Epigenetic therapy combinations in acute myeloid leukemia: what are the options?

Abstract

Epigenetics refers to the regulation of gene expression mainly by changes in DNA methylation and modifications of histone proteins without altering the actual DNA sequence. While epigenetic modifications are essential for normal cell differentiation, several driver mutations in leukemic pathogenesis have been identified in genes that affect epigenetic processes, such as DNA methylation and histone acetylation. Several therapeutic options to target epigenetic alterations in acute myeloid leukemia (AML) have been successfully tested in preclinical studies and various drugs have already been approved for use in clinical practice. Among these already approved therapeutics are hypomethylating agents (azacitidine and decitabine) and isocitrate dehydrogenase inhibitors (ivosidenib, enasidenib). Other agents such as bromodomain-containing epigenetic reader proteins and histone methylation (e.g. DOT1L) inhibitors are currently in advanced clinical testing. As several epigenetic therapies have only limited efficacy when used as single agents, combination therapies that target AML pathogenesis at different levels and exploit synergistic mechanisms are also in clinical trials. Combinations of either epigenetic therapies with conventional chemotherapy, different forms of epigenetic therapies, or epigenetic therapies with immunotherapy are showing promising early results. In this review we summarize the underlying pathophysiology and rationale for epigenetically-based combination therapies, review current preclinical and clinical data and discuss the future directions of epigenetic therapy combinations in AML.

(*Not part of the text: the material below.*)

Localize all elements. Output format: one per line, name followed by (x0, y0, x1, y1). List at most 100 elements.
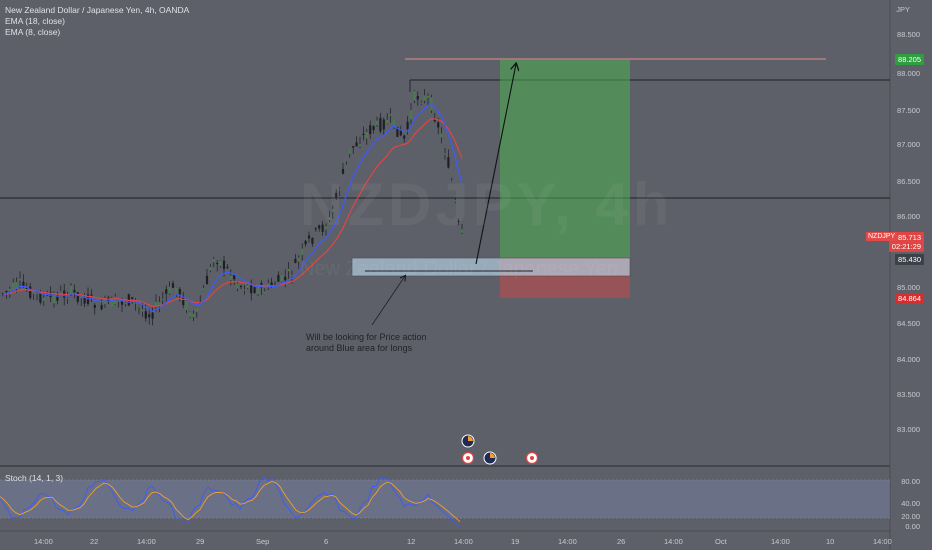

Keywords: AML; DNA methylation; acute myelogenous leukemia; acute myeloid leukemia; combination therapy; epigenetic therapy; histone deacetylase inhibitors; histones; hypomethylating agent.

Figure 1.

Overview of epigenetic mechanisms and selected therapeutic interventions. Epigenetics refer to the modification of the chromatin structure without altering the base pair sequence of the DNA itself which is an essential process for regulating gene transcription and cell differentiation in both physiological conditions and malignant cell transformation. Epigenetic modifications can occur in the form of DNA methylation/hydroxymethylation, histone protein modifications (acetylation, methylation) and changes to higher-order chromatin structures. Methylation of CpG islands in the DNA generally suppress gene transcription and is mediated by DNA methyltransferases (DNMT). Alterations in DNA methylation have been linked to AML development and treatment with hypomethylating agents (e.g. azacitidine, decitabine) that inhibit DNMT has been successfully used in AML patients. On the other hand, DNA hydroxymethylation enhances gene transcription and is mediated by α-ketoglutarate-dependent enzymes such as TET2. IDH1/2 mutations lead to the formation of the oncometabolite 2-hydroxyglutarate instead of α-ketoglutarate which blocks DNA hydroxymethylation. The action of mutated IDH1/2 can be blocked by enasidenib and ivosidenib which restores function of enzymes orchestrating DNA hydroxymethylation. The DNA double-strand is stored in cells as a complex with histone proteins. Acetylation of histone proteins reduces the access of transcription factors to the DNA strand and thereby prevents gene transcription. Histone acetylation status is regulated by balancing the activity of histone deacetylases and histone acetylases which can be therapeutically targeted by bromodomain inhibitors and histone deacetylase (HDAC) inhibitors. Methylation and demethylation of histone proteins can occur at different sites of the histone molecule and is mediated by histone methyltransferases and histone demethylases. DOT1L is a histone H3K79 methyltransferase while EZH1/2 methylates histone H3K27 and both have both implicated in leukemogenesis and can be targeted by specific inhibitors. Histone demethylation can be blocked by LSD1 inhibitors.